The most common symptoms are abdominal pain, discomfort, bloating and gas. Other more severe symptoms may include nausea, vomiting and loss of appetite. Not fun, but let's take a look further at constipation with some things we can do about it. 

How can I prevent and treat constipation?

Preventing Constipation

There are a few things we can do to prevent constipation from occurring. First and foremost, try to stay hydrated as best you can throughout the day and enjoy some fibre-rich foods like vegetables, fruits and whole grains. It's also great for your bowels if you can move your body throughout the day. This could be anything from a gentle walk to some dancing. The movement helps to keep your bowels' peristalsis action moving along. 

Importantly, try not to hold on if you need to poo because holding on can interfere with the natural reflexes of the bowels. 

Treating Constipation

If you're struggling with constipation, the first thing to do is gradually increase fibre and fluid. 

Increase fibre  

Two types of fibre help with constipation— insoluble fibre, and soluble fibre. 

The digestive system does not break down insoluble fibre, passing through to the colon unchanged. It then helps bulk up the stool and makes it easier for the bowel muscles to push it out. Insoluble fibre is found in whole grains, vegetables and fruit.

Soluble fibre is a type of dietary fibre that dissolves in water. It is found in many foods, such as oats, apples, oranges and beans. Soluble fibre can be helpful for people with constipation because it absorbs water and creates a soft stool that moves easily through the intestines.

Increase fluids

Fluid is important thing for someone who has constipation. It helps to reduce the dryness in the stool, allowing it to move more quickly through the intestines. You don't need to only drink water. Tea and other beverages; even some juice like prune juice can be helpful. 

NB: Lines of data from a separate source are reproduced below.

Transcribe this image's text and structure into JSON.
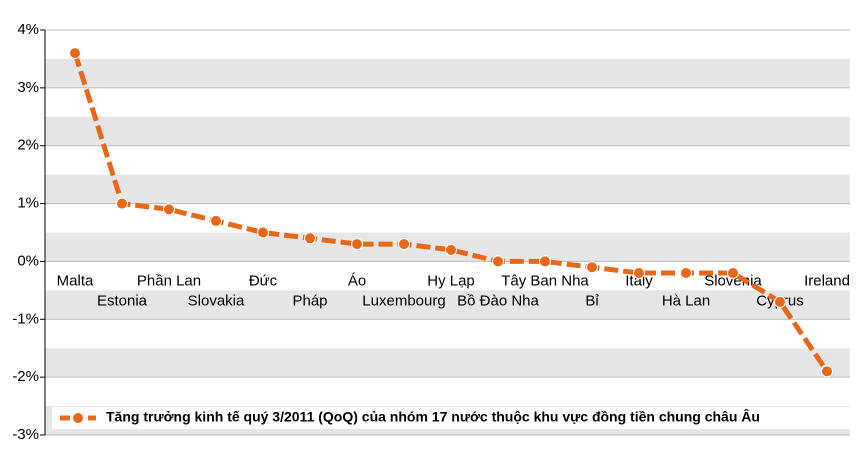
{
  "chart_data": {
    "type": "line",
    "categories": [
      "Malta",
      "Estonia",
      "Phần Lan",
      "Slovakia",
      "Đức",
      "Pháp",
      "Áo",
      "Luxembourg",
      "Hy Lạp",
      "Bồ Đào Nha",
      "Tây Ban Nha",
      "Bỉ",
      "Italy",
      "Hà Lan",
      "Slovenia",
      "Cyprus",
      "Ireland"
    ],
    "series": [
      {
        "name": "Tăng trưởng kinh tế quý 3/2011 (QoQ) của nhóm 17 nước thuộc khu vực đồng tiền chung châu Âu",
        "color": "#e8681a",
        "values": [
          3.6,
          1.0,
          0.9,
          0.7,
          0.5,
          0.4,
          0.3,
          0.3,
          0.2,
          0.0,
          0.0,
          -0.1,
          -0.2,
          -0.2,
          -0.2,
          -0.7,
          -1.9
        ]
      }
    ],
    "ylim": [
      -3,
      4
    ],
    "yticks": [
      {
        "value": -3,
        "label": "-3%"
      },
      {
        "value": -2,
        "label": "-2%"
      },
      {
        "value": -1,
        "label": "-1%"
      },
      {
        "value": 0,
        "label": "0%"
      },
      {
        "value": 1,
        "label": "1%"
      },
      {
        "value": 2,
        "label": "2%"
      },
      {
        "value": 3,
        "label": "3%"
      },
      {
        "value": 4,
        "label": "4%"
      }
    ],
    "grid": true,
    "legend": "bottom"
  }
}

try to move your body, e.g. going for a walk if you can, as this can help with the peristalsis movement in your bowel, as we mentioned earlier. 

Other Tips

Alternating your sitting position on the toilet can also help. The sitting position allows the bowel to empty more easily, which helps move stool through the colon.

Trying some abdominal massage or heat pack might also help with discomfort in addition to the other strategies suggested. 

When it's time to chat with your Doctor

Once constipated, it can be a bit of a balancing act to get things moving again, but things should pass, and you can get back to general bowel care with those prevention tips.

But there are times when you should consider getting help and advice from a health professional like your Doctor or a dietitian. If the constipation is not getting better, you've been experiencing other symptoms, or if you think medications contribute to the problem, see your health professional. They might be able to review medications or recommend certain laxatives to assist. There are many different kinds of laxatives like bulking agents or faecal softeners, so they'll be able to help you get the best one for your situation.